Truncus Arteriosus (or Common Arterial Trunk)

(© Competence Network for Congenital Heart Defects)

The aim of this fact sheet is to explain what Truncus Arteriosus is, what effect it will have on a child and how it can be treated.

What is Truncus Arteriosus?

When a baby’s heart is developing in the womb, one large blood vessel, the truncus arteriosus, should divide to become the two main arteries: the aorta, and the pulmonary artery.  

The aorta carries red (oxygenated) blood from the heart to the body, and the pulmonary artery carries blue (deoxygenated) blood to the lungs.

If the aorta and pulmonary artery do not divide, the child is born with a persistent truncus arteriosus or common arterial trunk. This one big artery has one large valve instead of there being two arteries with pulmonary and aortic valves.
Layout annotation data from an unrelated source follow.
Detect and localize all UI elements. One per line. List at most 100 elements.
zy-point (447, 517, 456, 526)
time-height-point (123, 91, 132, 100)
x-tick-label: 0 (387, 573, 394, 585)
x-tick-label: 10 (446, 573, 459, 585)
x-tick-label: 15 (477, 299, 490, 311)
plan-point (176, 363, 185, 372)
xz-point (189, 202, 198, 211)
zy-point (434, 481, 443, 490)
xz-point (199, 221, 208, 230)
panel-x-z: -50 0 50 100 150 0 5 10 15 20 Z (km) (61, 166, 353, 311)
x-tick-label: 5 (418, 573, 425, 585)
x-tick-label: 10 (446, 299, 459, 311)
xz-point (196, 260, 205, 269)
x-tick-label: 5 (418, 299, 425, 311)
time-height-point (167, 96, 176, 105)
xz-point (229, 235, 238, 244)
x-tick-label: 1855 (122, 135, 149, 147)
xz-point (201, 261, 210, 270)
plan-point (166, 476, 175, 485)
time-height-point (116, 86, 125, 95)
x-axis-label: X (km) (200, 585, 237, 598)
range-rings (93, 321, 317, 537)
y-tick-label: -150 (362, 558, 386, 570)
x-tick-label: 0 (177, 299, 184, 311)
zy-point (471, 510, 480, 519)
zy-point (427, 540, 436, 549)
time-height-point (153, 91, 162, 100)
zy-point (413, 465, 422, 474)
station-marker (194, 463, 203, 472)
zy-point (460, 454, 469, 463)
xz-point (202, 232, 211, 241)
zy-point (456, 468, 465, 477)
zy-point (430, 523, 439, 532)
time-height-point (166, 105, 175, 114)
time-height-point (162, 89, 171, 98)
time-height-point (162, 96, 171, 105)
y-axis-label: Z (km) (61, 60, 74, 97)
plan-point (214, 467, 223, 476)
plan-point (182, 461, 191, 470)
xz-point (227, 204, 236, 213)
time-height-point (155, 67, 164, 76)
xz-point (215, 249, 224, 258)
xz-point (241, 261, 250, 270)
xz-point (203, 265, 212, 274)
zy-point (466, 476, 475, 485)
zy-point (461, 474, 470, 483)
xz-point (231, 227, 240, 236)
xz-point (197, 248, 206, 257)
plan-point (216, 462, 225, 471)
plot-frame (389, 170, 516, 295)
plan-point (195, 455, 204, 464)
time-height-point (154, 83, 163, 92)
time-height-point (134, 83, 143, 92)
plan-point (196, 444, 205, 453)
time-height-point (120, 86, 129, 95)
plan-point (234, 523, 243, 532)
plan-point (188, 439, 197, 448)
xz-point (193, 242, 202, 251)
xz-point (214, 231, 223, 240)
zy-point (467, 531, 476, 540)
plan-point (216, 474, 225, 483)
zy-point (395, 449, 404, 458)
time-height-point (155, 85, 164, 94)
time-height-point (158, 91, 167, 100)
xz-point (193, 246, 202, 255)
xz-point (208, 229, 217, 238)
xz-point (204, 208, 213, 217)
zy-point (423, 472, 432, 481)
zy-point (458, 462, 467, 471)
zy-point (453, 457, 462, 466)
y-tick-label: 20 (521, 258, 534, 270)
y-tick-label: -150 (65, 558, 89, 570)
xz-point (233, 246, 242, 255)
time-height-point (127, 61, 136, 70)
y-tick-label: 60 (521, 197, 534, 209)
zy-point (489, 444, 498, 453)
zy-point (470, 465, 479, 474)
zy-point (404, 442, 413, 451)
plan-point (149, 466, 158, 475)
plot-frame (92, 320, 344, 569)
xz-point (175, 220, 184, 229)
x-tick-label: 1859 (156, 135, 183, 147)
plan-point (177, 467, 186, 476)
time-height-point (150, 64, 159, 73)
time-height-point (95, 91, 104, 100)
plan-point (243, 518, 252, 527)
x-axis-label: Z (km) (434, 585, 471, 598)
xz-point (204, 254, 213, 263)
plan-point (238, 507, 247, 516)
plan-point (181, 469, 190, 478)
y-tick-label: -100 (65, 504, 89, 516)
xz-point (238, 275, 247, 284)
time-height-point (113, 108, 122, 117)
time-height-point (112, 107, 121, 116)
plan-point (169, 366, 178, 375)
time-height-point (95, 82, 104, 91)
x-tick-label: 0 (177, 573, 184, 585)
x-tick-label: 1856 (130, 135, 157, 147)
A part of the wall between the left and right ventricles is missing (Ventricular Septal Defect). This means that the truncus arteriosus is able to receive blue blood from the right side of the heart, and red blood from the left side of the heart.  

The truncus arteriosus divides into the aorta and the pulmonary arteries, which carry this mixture of blood to the lungs and to the body. There are 3 possible types:

  • Type 1 - the pulmonary artery branches off just above the valve.
  • Type 2 - the pulmonary arteries to the lungs branch separately but close together directly off the truncus.
  • Type 3 - the pulmonary arteries branch separately and are further apart.

There may be other differences that affect how your child is treated – e.g. the VSD may be missing or the valve may not work well.

The result of truncus arteriosus is usually that too much blood is going to the lungs and too little red (oxygenated) blood is reaching the body.

Diagnosis

Truncus Arteriosus can sometimes be seen on a scan during pregnancy.

After birth your baby may have been diagnosed because a heart murmur was heard. The child becomes increasingly blue (cyanosed), because of the blue blood going being pumped to the body instead of the lungs.  

Because of the high pressure they will develop congestive heart failure as blood flow to the lungs increases, be breathless, difficult to feed and ‘fail to thrive’.

When a heart defect is suspected the tests used can be:

Treatment

The aim of the treatment is to separate the circulation of the blood so that blue blood goes to the lungs, and red to the body.

Surgery

Surgery will be needed before the increased pressure damages the lungs (pulmonary vascular disease).  This will be open heart surgery.  The heart will need to be stopped and opened to repair it.  This means that a machine will have to take over the job that the heart and lungs normally do – the heart bypass machine.  

Surgery may involve placing a donor lung artery from the right ventricle to the branch lung arteries, and a plastic patch is usually used to close the hole (VSD). There is no risk of rejecting the donor lung artery, since it is not living blood vessel.

The truncus will now act as the aorta, carrying red blood from the left ventricle to the body. Surgeries will need to be repeated as your child grows.

The more complicated types of truncus arteriosus may be treated with a Fontan operation.

How the child is affected

Most babies are well, active, and gaining weight a few days after surgery. They will have a scar down the middle of the chest, and there may be small scars where drain tubes were used.  These fade very rapidly in most children, but they will not go altogether.  Smaller scars on the hands and neck usually fade away to nothing.

It is not uncommon for a child to pick up an infection, such as a chest infection or infected wound, while undergoing treatment.

After the surgery, your child will be monitored regularly by a cardiologist. Some of these problems can occur after surgery or later in life:

  • The truncal valve may need replacement with an artificial valve.  If this happens the child will need to take an anticoagulant medicine to stop blood clots forming.  The anticoagulant effect has to be monitored frequently using a blood test – see Warfarin fact sheet.
  • Because the flow of blood is slower than it should be in the conduit, there may be a danger of blood clotting – if this is thought to be a problem in your child’s case, your child may need to take anticoagulants (aspirin or warfarin).
  • The electrical system of the heart is sometimes damaged, causing a very fast heart beat – a Supraventricular Tachycardia, or SVT – to occur.  This may be improved with medicine or ablation.

Unfortunately, because the conduit that has been put in doesn’t grow with the child, further surgery will be needed as he or she gets bigger.